Paul told Timothy to “pray every way you know how.” There are different ways to pray. We pray in private and we pray in public, in church. We pray in silence, or we pray with words spoken either aloud or to oneself. We pray using the words of others, such as through Psalms or poems or prayers written by other people. Or we pray our own words, spoken with heartfelt emotion. And, as Paul mentioned in Romans, sometimes we don’t know how to pray, and so the Holy Spirit prays for us with groans too deep for words. It doesn’t matter how we pray; it just matters that we pray.
Second, Paul said that we should “pray for everyone you know.” Intercessory prayer is almost always a part of our Sunday worship services. And we share our prayer concerns with each other in other settings, as well. We pray for our loved ones and our friends. We pray for events taking place in the world, like floods or wildfires or war. And we are also to pray for our enemies, according to Jesus in the Sermon on the Mount, as recorded in Matthew 5. This is perhaps the hardest prayer to pray. Dietrich Bonhoeffer said, “This is the supreme demand. Through the medium of prayer we go to our enemy, stand by his side, and plead for him to God. Jesus does not promise that when we bless our enemies and do good to them they will not despitefully use and persecute us. They certainly will. But not even that can hurt or overcome us, so long as we pray for them. For if we pray for them, we are taking their distress and poverty, their guilt and perdition, upon ourselves, and pleading to God for them. We are doing vicariously for them what they cannot do for themselves. Every insult they utter only serves to bind us more closely to God and them. Their persecution of us only serves to bring them nearer to reconciliation with God and to further the triumphs of love.”

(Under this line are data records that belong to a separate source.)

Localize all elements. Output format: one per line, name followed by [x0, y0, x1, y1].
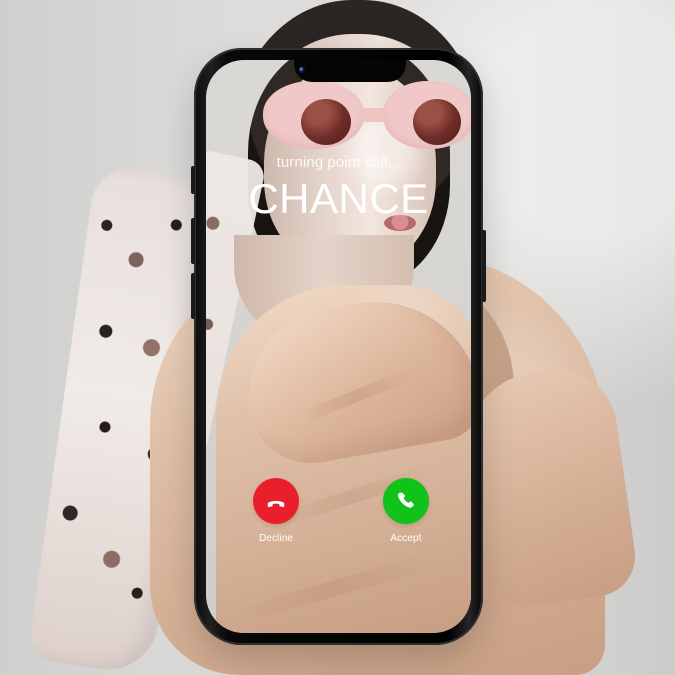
silent-switch — [191, 166, 195, 194]
volume-down-button — [191, 273, 195, 319]
volume-up-button — [191, 218, 195, 264]
call-subtitle: turning point call... — [276, 154, 401, 171]
camera-icon — [299, 67, 305, 73]
phone-notch — [294, 60, 406, 82]
sunglasses — [263, 81, 471, 157]
poster-scene: turning point call... CHANCE Decline Acc… — [0, 0, 675, 675]
call-actions: Decline Accept — [206, 478, 471, 558]
accept-button[interactable] — [383, 478, 429, 524]
incoming-call-screen: turning point call... CHANCE Decline Acc… — [206, 60, 471, 633]
decline-label: Decline — [258, 533, 294, 544]
accept-label: Accept — [390, 533, 422, 544]
decline-button[interactable] — [253, 478, 299, 524]
background-arm — [459, 362, 641, 612]
caller-name: CHANCE — [248, 175, 429, 222]
phone-hangup-icon — [267, 500, 285, 508]
right-lens — [413, 99, 461, 145]
power-button — [482, 230, 486, 302]
phone-device: turning point call... CHANCE Decline Acc… — [191, 48, 486, 645]
phone-icon — [397, 492, 414, 508]
left-lens — [301, 99, 351, 145]
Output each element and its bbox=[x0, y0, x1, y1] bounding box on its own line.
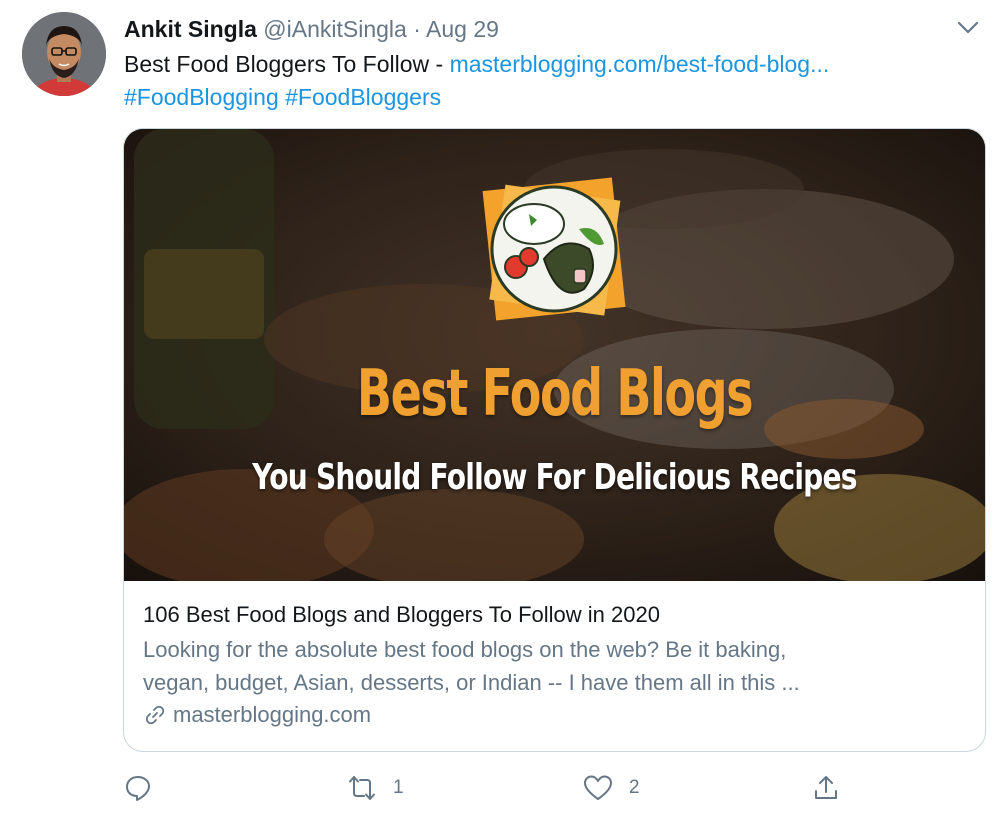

And finally, Paul told Timothy that he should “pray especially for rulers and their governments to rule well.” That was so the church could go on about its business and avoiding any conflict with governing authorities. While Christians in the Roman Empire often had to pray for protection and safety from attacks and persecutions of the government, they still were instructed to pray for those who governed them. It is not necessary to agree with those governing with you on any issue or platform; but it is required that we pray for them anyway.
I wonder how many of us pray for those who govern us? I know that I sometimes pray about them, or about their views, hoping that God will change them to be aligned with my beliefs and views. But do I really pray for them? What difference might it make in America if every Christian prayed for those who are in elected government positions, for those who are supposed to be our leaders? Would it change the way they do their jobs? Would it change the way we see them?
One last word. I am often asked by people to explain the reason why prayers have not been answered, or at least in the way that they wanted or expected them to be answered. I am not always exactly sure now to answer them. But I do like what Frederick Buechner had to say about it. He wrote that “the God you call upon will finally come, and even if he does not bring you the answer you want, he will bring you himself. And maybe at the secret heart of all our prayer that is what we are truly praying for.”